Mme Emmanuelle Anthoine. Le présent amendement de notre collègue Emmanuel Maquet vise à instaurer une responsabilité élargie des producteurs d’énergie éolienne. En effet, comme cela vient d’être rappelé, les éoliennes, dont la durée de vie n’excède pas vingt-cinq ans, produisent de nombreux déchets. Leur recyclage pose parfois problème en raison du caractère composite de certains matériaux. C’est pourquoi nous demandons, comme Mme Auconie, la création d’une filière REP dans le secteur éolien.

M. le président. Quel est l’avis de la commission sur les amendements ?

Mme Stéphanie Kerbarh, rapporteure. Comme le précise l’exposé sommaire, l’amendement no 2236 est un amendement d’appel. Une éolienne est composée de trois parties : le mât, la nacelle et les pales. Aujourd’hui, les mâts et les nacelles sont composés d’acier et de matériel électrique et électronique, et recyclés. Les pales sont valorisées sur le plan énergétique. Le rapport du Conseil général de l’environnement et du développement – CGEDD – sur l’économie circulaire dans la filière éolienne terrestre en France ne préconise pas la mise en place d’une filière REP, mais le renforcement des garanties financières, question sur laquelle nous devrons travailler.

M. Vincent Descoeur. Excellente idée !

Mme Stéphanie Kerbarh, rapporteure. Quant aux stations photovoltaïques, leurs panneaux solaires entrent dans le champ de la filière REP des déchets d’équipements électriques et électroniques, dite D3E. L’amendement est donc satisfait pour ce secteur. Demande de retrait.

M. le président. Quel est l’avis du Gouvernement ?

Mme Brune Poirson, secrétaire d’État. Vous avez raison, madame Auconie, les installations éoliennes et photovoltaïques contiennent des métaux rares et il est très important de s’interroger, en particulier, sur la fin de vie des panneaux photovoltaïques.

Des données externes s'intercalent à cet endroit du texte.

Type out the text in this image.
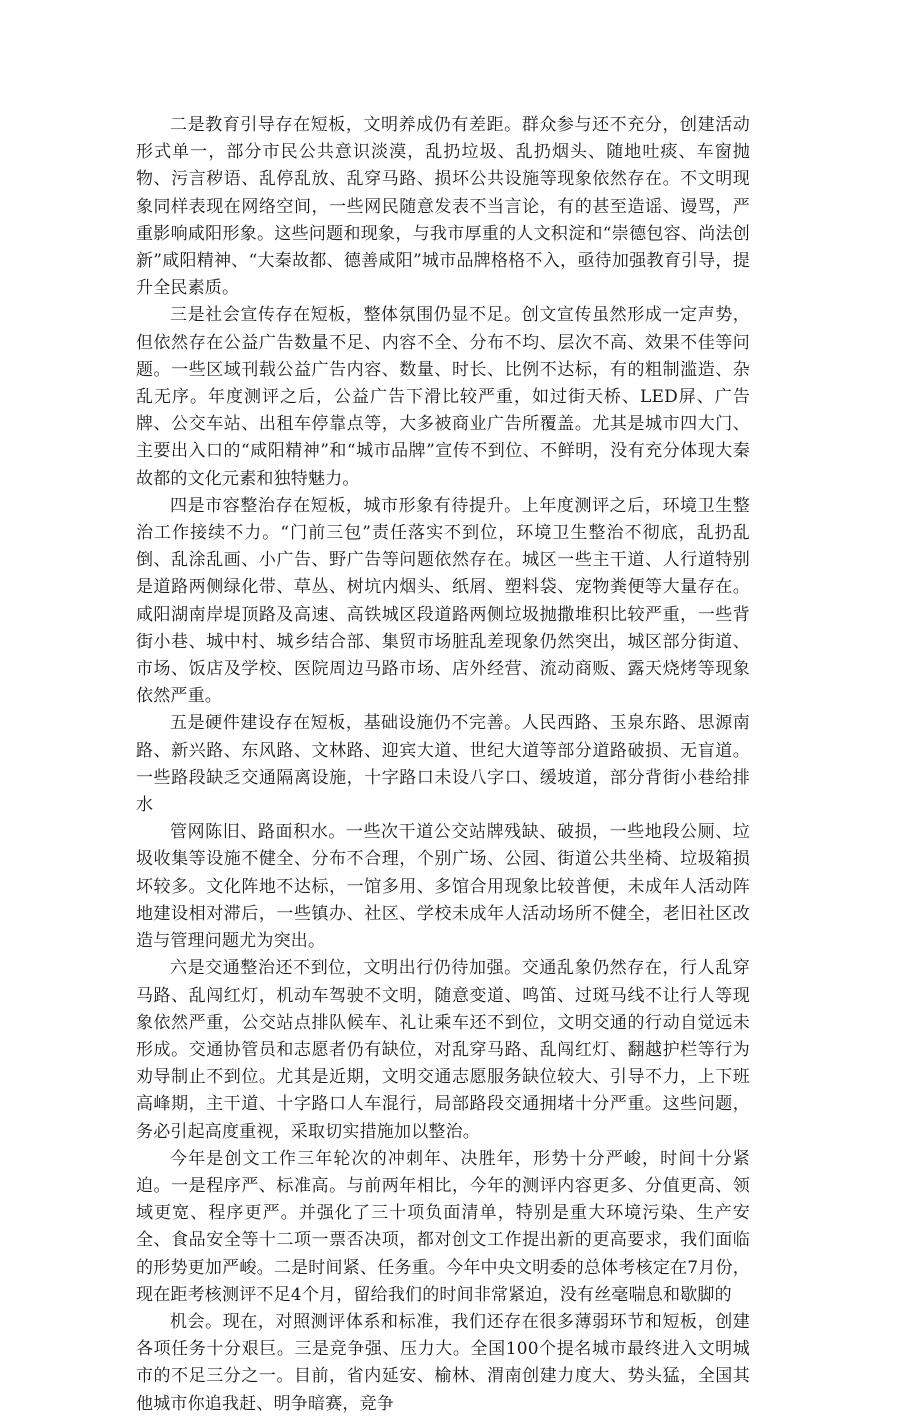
二是教育引导存在短板，文明养成仍有差距。群众参与还不充分，创建活动形式单一，部分市民公共意识淡漠，乱扔垃圾、乱扔烟头、随地吐痰、车窗抛物、污言秽语、乱停乱放、乱穿马路、损坏公共设施等现象依然存在。不文明现象同样表现在网络空间，一些网民随意发表不当言论，有的甚至造谣、谩骂，严重影响咸阳形象。这些问题和现象，与我市厚重的人文积淀和“崇德包容、尚法创新”咸阳精神、“大秦故都、德善咸阳”城市品牌格格不入，亟待加强教育引导，提升全民素质。

三是社会宣传存在短板，整体氛围仍显不足。创文宣传虽然形成一定声势，但依然存在公益广告数量不足、内容不全、分布不均、层次不高、效果不佳等问题。一些区域刊载公益广告内容、数量、时长、比例不达标，有的粗制滥造、杂乱无序。年度测评之后，公益广告下滑比较严重，如过街天桥、LED屏、广告牌、公交车站、出租车停靠点等，大多被商业广告所覆盖。尤其是城市四大门、主要出入口的“咸阳精神”和“城市品牌”宣传不到位、不鲜明，没有充分体现大秦故都的文化元素和独特魅力。

四是市容整治存在短板，城市形象有待提升。上年度测评之后，环境卫生整治工作接续不力。“门前三包”责任落实不到位，环境卫生整治不彻底，乱扔乱倒、乱涂乱画、小广告、野广告等问题依然存在。城区一些主干道、人行道特别是道路两侧绿化带、草丛、树坑内烟头、纸屑、塑料袋、宠物粪便等大量存在。咸阳湖南岸堤顶路及高速、高铁城区段道路两侧垃圾抛撒堆积比较严重，一些背街小巷、城中村、城乡结合部、集贸市场脏乱差现象仍然突出，城区部分街道、市场、饭店及学校、医院周边马路市场、店外经营、流动商贩、露天烧烤等现象依然严重。

五是硬件建设存在短板，基础设施仍不完善。人民西路、玉泉东路、思源南路、新兴路、东风路、文林路、迎宾大道、世纪大道等部分道路破损、无盲道。一些路段缺乏交通隔离设施，十字路口未设八字口、缓坡道，部分背街小巷给排水

管网陈旧、路面积水。一些次干道公交站牌残缺、破损，一些地段公厕、垃圾收集等设施不健全、分布不合理，个别广场、公园、街道公共坐椅、垃圾箱损坏较多。文化阵地不达标，一馆多用、多馆合用现象比较普便，未成年人活动阵地建设相对滞后，一些镇办、社区、学校未成年人活动场所不健全，老旧社区改造与管理问题尤为突出。

六是交通整治还不到位，文明出行仍待加强。交通乱象仍然存在，行人乱穿马路、乱闯红灯，机动车驾驶不文明，随意变道、鸣笛、过斑马线不让行人等现象依然严重，公交站点排队候车、礼让乘车还不到位，文明交通的行动自觉远未形成。交通协管员和志愿者仍有缺位，对乱穿马路、乱闯红灯、翻越护栏等行为劝导制止不到位。尤其是近期，文明交通志愿服务缺位较大、引导不力，上下班高峰期，主干道、十字路口人车混行，局部路段交通拥堵十分严重。这些问题，务必引起高度重视，采取切实措施加以整治。

今年是创文工作三年轮次的冲刺年、决胜年，形势十分严峻，时间十分紧迫。一是程序严、标准高。与前两年相比，今年的测评内容更多、分值更高、领域更宽、程序更严。并强化了三十项负面清单，特别是重大环境污染、生产安全、食品安全等十二项一票否决项，都对创文工作提出新的更高要求，我们面临的形势更加严峻。二是时间紧、任务重。今年中央文明委的总体考核定在7月份，现在距考核测评不足4个月，留给我们的时间非常紧迫，没有丝毫喘息和歇脚的

机会。现在，对照测评体系和标准，我们还存在很多薄弱环节和短板，创建各项任务十分艰巨。三是竞争强、压力大。全国100个提名城市最终进入文明城市的不足三分之一。目前，省内延安、榆林、渭南创建力度大、势头猛，全国其他城市你追我赶、明争暗赛，竞争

Toutefois, leur recyclage est déjà assuré par la filière des D3E. Vous savez, en outre, que nous avons prévu de travailler sur la réforme de la gouvernance et de la transparence des filières REP, et de leur fixer des objectifs  impératifs et plus exigeants.

Quant aux éoliennes, elles sont soumises à la réglementation relative aux installations classées pour la protection de l’environnement – ICPE. Cette réglementation constitue un outil plus puissant encore que la REP, puisqu’elle permet, pour chaque éolienne, d’imposer des performances, des objectifs et des modalités en matière de recyclage. Il s’agit d’un cadre bien plus exigeant et plus strict que celui de la REP.

J’ajoute, pour finir, qu’un travail est en cours sur le sujet au Conseil national de l’industrie. Pour ces différentes raisons, bien que partageant vos préoccupations, je suis défavorable à l’amendement.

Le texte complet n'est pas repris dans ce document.